The Eighth Doctor -- BBC Books Guidelines

The Eighth Doctor obviously didn't have much time to develop on-screen; nevertheless, one of the few things most fans agree on is that Paul McGann made a very good Doctor, and gives us plenty to work with. His performance is full of the clues we need to follow in pinning down the direction his character is taking in the BBC books.

The Eighth Doctor is a clear contrast to his predecessor, capturing perhaps more of the innocence of his earlier incarnations. His intelligence is as keen as ever, as is his wit, but this Doctor stands in the light rather than skulking in the shadows. He has far less guile than most Doctors: he expresses affection more freely, is more forthcoming with his feelings and intuitions, and celebrates life unselfishly. He's found a mellower side to his self, but there will always be a great sadness in him as he attempts to come to terms with the fact that while he keeps on growing older and changing, the universe is staying resolutely the same -- chock full of evil.

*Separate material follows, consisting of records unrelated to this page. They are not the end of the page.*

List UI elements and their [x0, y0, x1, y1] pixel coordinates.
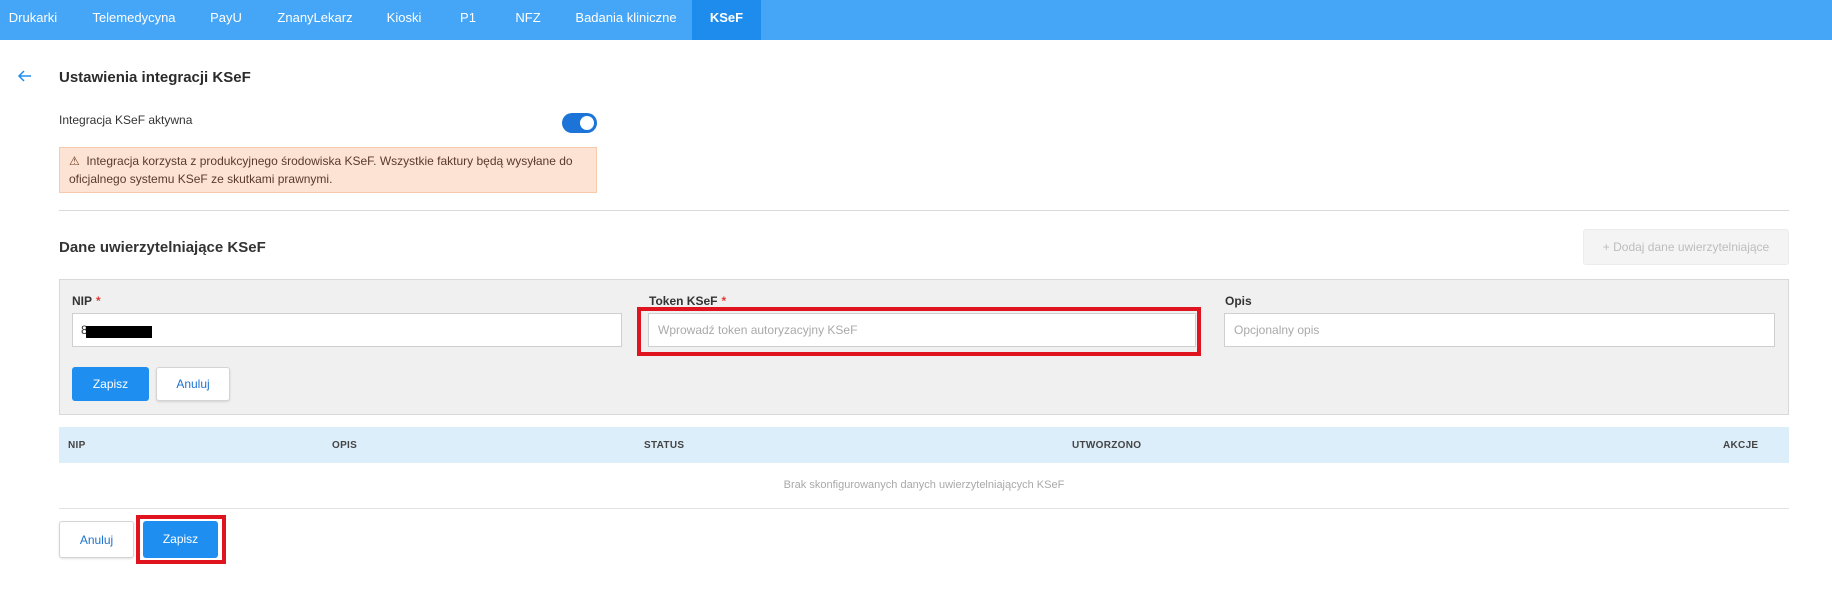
- page-title: Ustawienia integracji KSeF: [59, 69, 251, 86]
- description-input[interactable]: [1224, 313, 1775, 347]
- integration-toggle[interactable]: [562, 113, 597, 133]
- tab-znanylekarz[interactable]: ZnanyLekarz: [270, 0, 360, 40]
- arrow-left-icon[interactable]: [16, 67, 34, 85]
- credentials-section-title: Dane uwierzytelniające KSeF: [59, 239, 266, 256]
- column-utworzono: UTWORZONO: [1072, 440, 1142, 451]
- tab-p1[interactable]: P1: [450, 0, 486, 40]
- column-akcje: AKCJE: [1723, 440, 1759, 451]
- footer-cancel-button[interactable]: Anuluj: [59, 521, 134, 558]
- form-cancel-button[interactable]: Anuluj: [156, 367, 230, 401]
- token-label: Token KSeF *: [649, 294, 727, 308]
- table-empty-state: Brak skonfigurowanych danych uwierzyteln…: [59, 464, 1789, 509]
- top-nav: Drukarki Telemedycyna PayU ZnanyLekarz K…: [0, 0, 1832, 40]
- tab-nfz[interactable]: NFZ: [505, 0, 551, 40]
- token-input-highlight: [637, 307, 1201, 356]
- tab-ksef[interactable]: KSeF: [692, 0, 761, 40]
- warning-text: Integracja korzysta z produkcyjnego środ…: [69, 154, 573, 186]
- section-divider: [59, 210, 1789, 211]
- nip-field[interactable]: [72, 313, 622, 347]
- tab-telemedycyna[interactable]: Telemedycyna: [84, 0, 184, 40]
- save-button-highlight: [136, 515, 226, 564]
- tab-kioski[interactable]: Kioski: [378, 0, 430, 40]
- toggle-knob: [580, 116, 594, 130]
- warning-banner: ⚠ Integracja korzysta z produkcyjnego śr…: [59, 147, 597, 193]
- tab-drukarki[interactable]: Drukarki: [0, 0, 66, 40]
- integration-toggle-label: Integracja KSeF aktywna: [59, 113, 193, 127]
- column-status: STATUS: [644, 440, 685, 451]
- column-opis: OPIS: [332, 440, 358, 451]
- form-save-button[interactable]: Zapisz: [72, 367, 149, 401]
- tab-payu[interactable]: PayU: [201, 0, 251, 40]
- credentials-table-header: NIP OPIS STATUS UTWORZONO AKCJE: [59, 427, 1789, 463]
- description-label: Opis: [1225, 294, 1252, 308]
- column-nip: NIP: [68, 440, 86, 451]
- add-credentials-button[interactable]: + Dodaj dane uwierzytelniające: [1583, 229, 1789, 265]
- nip-label: NIP *: [72, 294, 101, 308]
- nip-redaction: [86, 326, 152, 338]
- warning-icon: ⚠: [69, 154, 80, 168]
- tab-badania-kliniczne[interactable]: Badania kliniczne: [568, 0, 684, 40]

Life is also made trickier for him now he cares as much for the individual as for the greater picture. Keeping tabs on everything isn't as easy as it was, and this Doctor will probably keep overreaching himself, possibly unwittingly placing others in danger if his hands are full elsewhere. He makes mistakes -- in The Bodysnatchers, for example, a miscalculation condemns the Zygons to an agonising death -- and one day he might slip up big time

He is, as always, a hero. His physical strength and compassion are seemingly at an all-time high level. He won't degenerate into the manipulative figure of old, but he will occasionally be angst-ridden about it; and to stop this perhaps more straightforward character becoming stale, writers should try to place him in situations that stretch him, put him on the edge of right and wrong. Because another key facet to his personality is his spontaneity. Nothing is pre-planned; this Doctor may lead his companions into trouble and then terrify them by revealing he hasn't the first clue about how to get out of it

If in doubt, this Doctor should do the unexpected. He makes you sit up and notice. Occasionally he will surprise even himself -- and therefore the reader.